At rest, the more analytical people have greater left frontal activity, suggesting greater control, focus, and organization of thought. The more insightful people have more right parietal activity, suggesting broader attention and less focus. Right now, we're working on manipulating this resting-state brain activity by giving different types of thought exercises to our participants. We're finding that this can alter their cognitive style to rely more on insightful or analytical thought.
Q. Does your research suggest practical strategies for enhancing creative thinking?
Yes. We've explained the practical implications and strategies at length in non-technical language in our book, "The Eureka Factor." Because insights are generated by unconscious processes that eventually deposit their results into awareness, conscious-thought strategies are not a very effective way to enhance insight.
Insights are more likely to occur when a person's brain is in a particular state. This state is characterized by a positive mood and expansive, de-focused attention. In this state, there is more activity in a part of the brain called the anterior cingulate, which monitors other brain areas for conflicting ideas or tendencies. When the anterior cingulate is activated, then it can detect a weak, unconscious, alternative idea and signal other brain areas to switch attention to it, resulting in a sudden insight. But when the anterior cingulate is less active, then alternative ideas aren't detected and a person's scope of thought is limited to the most obvious, straightforward idea. This is like mental tunnel vision.
Research by us and by others shows that, in addition to a positive mood, there are ways to manipulate the environment to encourage the kind of expansive, de-focused attention that promotes insight. For example, large rooms with high ceilings allow visual attention to broaden. This effect is magnified further in the great outdoors. This, in turn, broadens conceptual attention to expand a person's scope of thought to include a wide variety of ideas and associations that can form the basis for an insight. In contrast, striking objects tend to grab and focus attention, thereby promoting analytical thought at the expense of creative insight. We discuss many other tools and strategies in detail in the book.

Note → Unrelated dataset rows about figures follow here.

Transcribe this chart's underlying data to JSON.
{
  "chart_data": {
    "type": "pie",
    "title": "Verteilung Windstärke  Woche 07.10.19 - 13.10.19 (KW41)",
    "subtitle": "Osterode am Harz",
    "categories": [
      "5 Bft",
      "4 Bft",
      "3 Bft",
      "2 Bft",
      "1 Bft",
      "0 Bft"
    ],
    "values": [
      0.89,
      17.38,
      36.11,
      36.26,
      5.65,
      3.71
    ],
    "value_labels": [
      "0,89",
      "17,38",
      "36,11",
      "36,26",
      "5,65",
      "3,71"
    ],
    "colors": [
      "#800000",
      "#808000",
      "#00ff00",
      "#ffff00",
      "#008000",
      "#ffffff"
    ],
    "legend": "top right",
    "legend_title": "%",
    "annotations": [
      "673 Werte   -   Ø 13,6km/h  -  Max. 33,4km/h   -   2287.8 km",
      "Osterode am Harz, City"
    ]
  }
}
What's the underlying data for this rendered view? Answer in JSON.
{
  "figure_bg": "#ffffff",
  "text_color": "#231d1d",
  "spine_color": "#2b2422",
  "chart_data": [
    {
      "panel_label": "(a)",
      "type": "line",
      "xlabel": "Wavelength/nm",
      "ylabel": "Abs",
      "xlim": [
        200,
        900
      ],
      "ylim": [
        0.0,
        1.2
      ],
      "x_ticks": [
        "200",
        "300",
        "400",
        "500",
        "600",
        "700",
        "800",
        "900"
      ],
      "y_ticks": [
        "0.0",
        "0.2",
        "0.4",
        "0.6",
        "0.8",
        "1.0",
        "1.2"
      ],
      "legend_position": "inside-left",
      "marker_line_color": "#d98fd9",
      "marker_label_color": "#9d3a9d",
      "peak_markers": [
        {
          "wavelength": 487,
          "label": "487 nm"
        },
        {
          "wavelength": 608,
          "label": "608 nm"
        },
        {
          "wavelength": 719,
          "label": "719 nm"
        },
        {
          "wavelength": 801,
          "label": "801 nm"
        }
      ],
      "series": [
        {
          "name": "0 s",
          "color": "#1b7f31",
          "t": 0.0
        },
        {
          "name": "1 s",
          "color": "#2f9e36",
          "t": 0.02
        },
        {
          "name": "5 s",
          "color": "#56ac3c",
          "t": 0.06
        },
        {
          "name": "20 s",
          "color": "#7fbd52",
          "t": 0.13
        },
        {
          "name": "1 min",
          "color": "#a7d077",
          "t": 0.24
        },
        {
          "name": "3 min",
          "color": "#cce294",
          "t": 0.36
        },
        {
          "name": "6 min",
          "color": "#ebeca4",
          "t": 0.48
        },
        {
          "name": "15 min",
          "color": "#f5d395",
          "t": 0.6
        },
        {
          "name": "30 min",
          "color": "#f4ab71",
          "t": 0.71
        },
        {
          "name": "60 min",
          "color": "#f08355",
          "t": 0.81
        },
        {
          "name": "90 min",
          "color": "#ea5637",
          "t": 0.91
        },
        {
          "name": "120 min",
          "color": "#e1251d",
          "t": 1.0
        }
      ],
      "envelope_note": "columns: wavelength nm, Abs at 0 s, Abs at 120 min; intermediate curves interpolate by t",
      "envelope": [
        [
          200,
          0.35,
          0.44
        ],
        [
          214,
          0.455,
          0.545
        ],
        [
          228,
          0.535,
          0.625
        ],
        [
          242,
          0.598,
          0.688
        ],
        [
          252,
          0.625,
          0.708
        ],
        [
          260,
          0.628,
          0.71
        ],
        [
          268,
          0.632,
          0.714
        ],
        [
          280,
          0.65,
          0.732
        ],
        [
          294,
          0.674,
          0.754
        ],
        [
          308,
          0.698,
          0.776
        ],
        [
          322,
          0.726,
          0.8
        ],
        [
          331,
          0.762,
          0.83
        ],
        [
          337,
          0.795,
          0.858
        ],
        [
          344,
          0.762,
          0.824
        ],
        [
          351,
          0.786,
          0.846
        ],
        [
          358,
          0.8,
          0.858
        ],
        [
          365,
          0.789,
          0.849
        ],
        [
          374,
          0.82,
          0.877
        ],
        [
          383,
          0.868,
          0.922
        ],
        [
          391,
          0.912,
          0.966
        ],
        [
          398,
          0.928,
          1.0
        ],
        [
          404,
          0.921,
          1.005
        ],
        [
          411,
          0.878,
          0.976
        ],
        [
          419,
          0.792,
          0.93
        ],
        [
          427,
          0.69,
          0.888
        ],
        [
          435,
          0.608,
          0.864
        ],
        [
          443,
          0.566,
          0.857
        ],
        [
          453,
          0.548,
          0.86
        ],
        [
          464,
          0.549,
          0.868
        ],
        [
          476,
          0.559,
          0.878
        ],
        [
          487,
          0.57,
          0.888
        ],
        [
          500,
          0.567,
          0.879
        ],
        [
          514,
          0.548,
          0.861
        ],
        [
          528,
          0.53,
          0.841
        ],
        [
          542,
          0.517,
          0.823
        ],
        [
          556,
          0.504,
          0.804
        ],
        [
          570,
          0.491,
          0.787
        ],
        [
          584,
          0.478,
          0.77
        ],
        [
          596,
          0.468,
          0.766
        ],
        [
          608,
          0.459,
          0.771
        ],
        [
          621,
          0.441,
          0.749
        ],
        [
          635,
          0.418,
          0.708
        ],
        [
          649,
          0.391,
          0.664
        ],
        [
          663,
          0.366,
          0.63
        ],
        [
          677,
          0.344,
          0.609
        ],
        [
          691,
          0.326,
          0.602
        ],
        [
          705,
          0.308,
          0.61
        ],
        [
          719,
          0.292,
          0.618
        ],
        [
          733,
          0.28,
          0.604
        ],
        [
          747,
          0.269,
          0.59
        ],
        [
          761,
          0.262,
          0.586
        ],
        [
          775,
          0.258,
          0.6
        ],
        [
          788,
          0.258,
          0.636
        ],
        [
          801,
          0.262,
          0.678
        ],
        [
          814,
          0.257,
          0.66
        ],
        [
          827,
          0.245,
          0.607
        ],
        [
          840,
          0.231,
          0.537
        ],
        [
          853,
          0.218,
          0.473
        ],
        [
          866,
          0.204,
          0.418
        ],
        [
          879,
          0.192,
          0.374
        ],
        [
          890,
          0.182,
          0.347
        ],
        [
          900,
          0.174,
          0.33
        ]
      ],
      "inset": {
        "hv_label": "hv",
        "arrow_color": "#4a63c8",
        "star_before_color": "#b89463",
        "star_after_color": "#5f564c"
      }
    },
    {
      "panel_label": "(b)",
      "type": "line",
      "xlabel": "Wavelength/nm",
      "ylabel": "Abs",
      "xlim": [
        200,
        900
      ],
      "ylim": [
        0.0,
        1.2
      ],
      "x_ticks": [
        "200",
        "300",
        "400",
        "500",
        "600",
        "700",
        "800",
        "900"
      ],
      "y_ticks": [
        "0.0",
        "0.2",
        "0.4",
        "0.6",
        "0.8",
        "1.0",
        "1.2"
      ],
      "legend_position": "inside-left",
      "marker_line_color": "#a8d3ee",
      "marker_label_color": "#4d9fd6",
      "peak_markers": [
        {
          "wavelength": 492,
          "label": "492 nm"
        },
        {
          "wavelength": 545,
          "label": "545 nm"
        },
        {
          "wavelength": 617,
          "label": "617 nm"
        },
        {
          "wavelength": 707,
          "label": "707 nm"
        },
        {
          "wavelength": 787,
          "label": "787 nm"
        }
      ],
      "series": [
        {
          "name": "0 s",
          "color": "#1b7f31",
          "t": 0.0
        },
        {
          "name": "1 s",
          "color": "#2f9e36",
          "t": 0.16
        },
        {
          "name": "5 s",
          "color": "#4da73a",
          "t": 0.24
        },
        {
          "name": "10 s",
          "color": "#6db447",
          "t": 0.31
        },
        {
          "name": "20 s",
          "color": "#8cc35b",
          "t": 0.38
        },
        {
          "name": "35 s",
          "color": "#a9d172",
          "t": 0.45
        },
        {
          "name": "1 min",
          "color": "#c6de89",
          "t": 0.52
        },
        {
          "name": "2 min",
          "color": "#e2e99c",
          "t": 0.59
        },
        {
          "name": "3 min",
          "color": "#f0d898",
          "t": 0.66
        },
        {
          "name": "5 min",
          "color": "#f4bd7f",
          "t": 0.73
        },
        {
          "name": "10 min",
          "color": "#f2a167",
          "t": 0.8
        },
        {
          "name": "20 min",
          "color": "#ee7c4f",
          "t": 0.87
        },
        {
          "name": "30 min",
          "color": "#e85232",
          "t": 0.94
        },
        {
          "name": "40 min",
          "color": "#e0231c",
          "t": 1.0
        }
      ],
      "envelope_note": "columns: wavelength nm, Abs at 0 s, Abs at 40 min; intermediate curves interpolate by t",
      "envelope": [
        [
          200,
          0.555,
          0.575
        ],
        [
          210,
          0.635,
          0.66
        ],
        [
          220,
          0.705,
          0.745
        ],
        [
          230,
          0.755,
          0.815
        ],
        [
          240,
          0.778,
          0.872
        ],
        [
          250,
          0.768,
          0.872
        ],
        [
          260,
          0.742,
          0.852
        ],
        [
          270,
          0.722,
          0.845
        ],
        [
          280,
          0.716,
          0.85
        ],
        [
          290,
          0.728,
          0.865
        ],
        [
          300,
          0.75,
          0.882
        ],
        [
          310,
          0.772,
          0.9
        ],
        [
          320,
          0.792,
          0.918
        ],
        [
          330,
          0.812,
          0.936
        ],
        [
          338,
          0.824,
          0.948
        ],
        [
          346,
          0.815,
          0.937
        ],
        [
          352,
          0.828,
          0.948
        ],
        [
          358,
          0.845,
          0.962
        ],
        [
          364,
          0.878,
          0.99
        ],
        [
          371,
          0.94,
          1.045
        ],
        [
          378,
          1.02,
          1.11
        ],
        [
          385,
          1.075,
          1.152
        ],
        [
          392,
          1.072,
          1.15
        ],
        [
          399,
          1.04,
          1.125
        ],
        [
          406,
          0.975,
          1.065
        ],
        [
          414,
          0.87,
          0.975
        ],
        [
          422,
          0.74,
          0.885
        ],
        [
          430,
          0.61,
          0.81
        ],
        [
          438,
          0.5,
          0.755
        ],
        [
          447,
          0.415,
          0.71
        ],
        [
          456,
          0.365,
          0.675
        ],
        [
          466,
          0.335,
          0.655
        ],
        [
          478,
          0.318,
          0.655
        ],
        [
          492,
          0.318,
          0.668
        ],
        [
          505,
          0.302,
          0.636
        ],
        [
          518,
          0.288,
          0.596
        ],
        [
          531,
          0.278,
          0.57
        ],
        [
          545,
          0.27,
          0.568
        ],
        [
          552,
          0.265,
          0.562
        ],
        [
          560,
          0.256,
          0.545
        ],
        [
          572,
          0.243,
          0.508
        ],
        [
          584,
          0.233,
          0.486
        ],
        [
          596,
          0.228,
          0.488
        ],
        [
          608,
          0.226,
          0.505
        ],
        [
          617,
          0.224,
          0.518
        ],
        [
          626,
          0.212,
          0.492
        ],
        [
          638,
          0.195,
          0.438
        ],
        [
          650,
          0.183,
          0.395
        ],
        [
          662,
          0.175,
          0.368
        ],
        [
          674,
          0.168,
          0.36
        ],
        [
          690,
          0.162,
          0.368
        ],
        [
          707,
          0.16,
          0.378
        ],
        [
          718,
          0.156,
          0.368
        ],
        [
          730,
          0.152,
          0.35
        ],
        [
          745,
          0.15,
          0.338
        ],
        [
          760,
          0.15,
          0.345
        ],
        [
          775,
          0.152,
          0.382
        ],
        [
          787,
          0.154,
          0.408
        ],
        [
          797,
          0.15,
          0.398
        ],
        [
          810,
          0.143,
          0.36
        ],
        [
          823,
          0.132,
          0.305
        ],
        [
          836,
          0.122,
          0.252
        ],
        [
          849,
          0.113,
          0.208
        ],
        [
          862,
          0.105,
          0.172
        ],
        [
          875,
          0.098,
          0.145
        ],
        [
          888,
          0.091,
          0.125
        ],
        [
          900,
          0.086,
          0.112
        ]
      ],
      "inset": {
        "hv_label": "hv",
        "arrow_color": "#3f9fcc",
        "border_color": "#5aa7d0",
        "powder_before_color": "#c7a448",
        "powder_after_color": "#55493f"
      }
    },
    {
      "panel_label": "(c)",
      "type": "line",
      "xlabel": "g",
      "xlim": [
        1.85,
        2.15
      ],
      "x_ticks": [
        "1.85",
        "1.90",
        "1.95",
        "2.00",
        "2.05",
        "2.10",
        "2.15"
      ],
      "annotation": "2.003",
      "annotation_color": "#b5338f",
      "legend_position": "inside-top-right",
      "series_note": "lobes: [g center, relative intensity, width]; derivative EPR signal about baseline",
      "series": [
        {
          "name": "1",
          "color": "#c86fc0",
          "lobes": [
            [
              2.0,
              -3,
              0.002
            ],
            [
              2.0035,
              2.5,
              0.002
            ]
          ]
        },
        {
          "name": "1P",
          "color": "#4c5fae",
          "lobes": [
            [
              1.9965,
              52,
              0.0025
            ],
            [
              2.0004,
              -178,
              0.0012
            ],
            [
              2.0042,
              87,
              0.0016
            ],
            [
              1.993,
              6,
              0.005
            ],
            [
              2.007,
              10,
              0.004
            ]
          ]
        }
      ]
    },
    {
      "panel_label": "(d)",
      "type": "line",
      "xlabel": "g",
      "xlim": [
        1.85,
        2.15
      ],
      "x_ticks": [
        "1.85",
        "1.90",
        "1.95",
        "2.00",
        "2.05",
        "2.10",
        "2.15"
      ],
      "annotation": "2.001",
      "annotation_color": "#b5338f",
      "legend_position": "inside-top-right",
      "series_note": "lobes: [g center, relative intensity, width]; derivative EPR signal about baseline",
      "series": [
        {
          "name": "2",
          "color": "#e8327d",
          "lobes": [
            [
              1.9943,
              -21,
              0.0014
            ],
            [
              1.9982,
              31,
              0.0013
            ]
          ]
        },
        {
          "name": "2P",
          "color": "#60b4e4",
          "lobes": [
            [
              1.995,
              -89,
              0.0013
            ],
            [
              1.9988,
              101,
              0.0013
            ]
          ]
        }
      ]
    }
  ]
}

Q. You've gotten interesting results so far. You're working in an area with some clear societal importance, given the economic activity that can result from sudden insights, as we've seen before with inventors like Birdseye and Farnsworth. Where do you go next with this?
A. We're hoping to take this more into the real world. You might have great insights but be ineffective at turning them into tangible creative achievements. To do that, you need not only the insights but also the analytical skills to refine, test, develop, and implement your ideas. Without both insight and analytical thought, you won't have a real-world product. We plan to look at how insightful and analytical thought combine to yield creative accomplishments.
Another project involves examining the emotional effects of insights. When you have an "aha" moment, there is a subjective emotional rush, which is probably why people like to solve puzzles, read murder mysteries, and do research. There is extensive neuroscience research on what are called reward signals in the brain, such as occur when you gamble and win. Two of my doctoral students—Brian Erickson and Monica Truelove-Hill—and I have started to analyze our EEG recordings to look for such a reward signal, and the preliminary results are very promising.
What's really interesting about this, if it pans out, is that reward signals aren't limited to pleasurable outcomes of thought or behavior. It seems to be the case that particular ways of thinking are more pleasurable than other ways of thinking, even when the outcome—the solution to the problem—is the same. We're very excited about this new line of research.